Even though these teenage defendants will be tried as adults, the law stipulates that any records of the proceedings “shall be confidential … unless and until the court or jury renders a verdict or a guilty plea is entered.” The law prohibits members of the press and the public from attending courtroom proceedings or inspecting court records in such cases.
In a federal lawsuit, the Hartford Courant argued that the Juvenile Transfer Act creates a new “statutory secrecy scheme” that violates the First Amendment to the U.S. Constitution, as well as the Connecticut Constitution. The lawsuit urged the U.S. District Court for the District of Connecticut to declare the law unconstitutional and order court officials to unseal judicial records in Transferred Matters.

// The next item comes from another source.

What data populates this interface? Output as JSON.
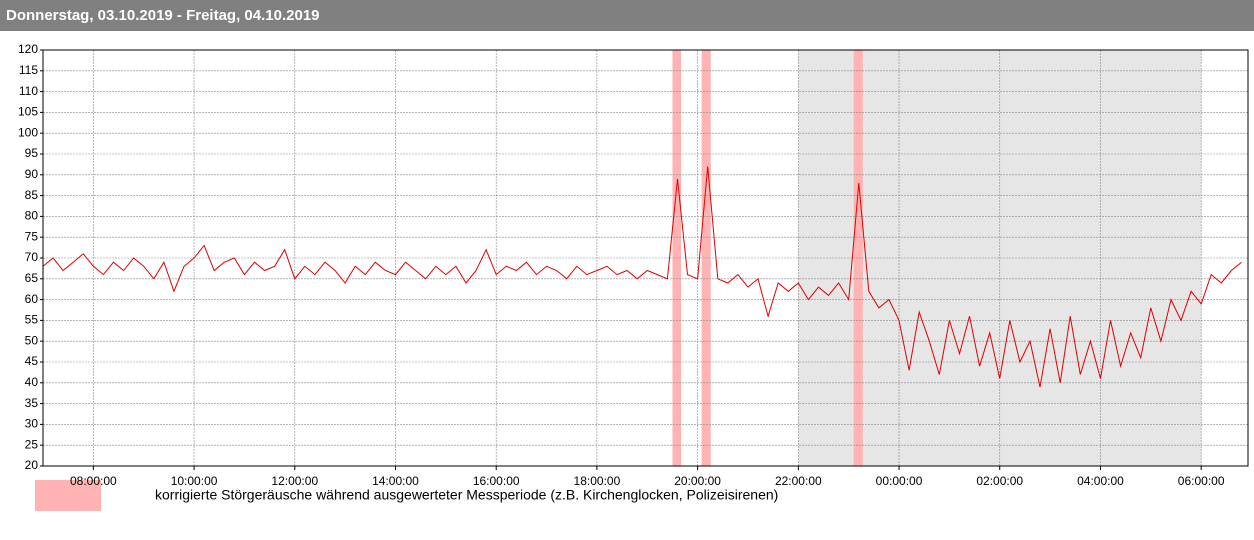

Quote: “Openness is a bedrock feature of our criminal justice system. Connecticut’s Juvenile Transfer Act is flatly inconsistent with the longstanding and constitutionally guaranteed right of reporters and other members of the public to attend criminal proceedings and to review court dockets and other records in criminal cases,” said Reporters Committee Legal Director Katie Townsend.
Co-counsel: William S. Fish Jr. of Hinckley Allen & Snyder LLP
Update: On July 24, 2020, a federal judge granted the Hartford Courant’s motion for a preliminary injunction, ordering the unsealing of all judicial records in cases transferred from juvenile court to adult criminal court. The order applies to cases transferred before the judge’s ruling. It also enjoins court officials from automatically sealing newly filed judicial records involving the transfer of juvenile cases to adult court. On Sept. 23, 2020, however, the U.S. Court of Appeals for the Second Circuit granted the defendants’ request for an order staying enforcement of the district court’s preliminary injunction while the appeal is pending. The court also ordered an expedited briefing schedule. The Second Circuit affirmed the district court’s preliminary injunction order on Feb. 1, 2021. “[W]e hold that the Courant has a qualified First Amendment right of access to criminal prosecutions of juveniles in regular criminal court,” Judge Denny Chin wrote in the Second Circuit’s opinion. “We further hold that the Act infringes on that right because it is not narrowly tailored to serve a compelling state interest. Accordingly, we agree with the district court that the Act is unconstitutional.”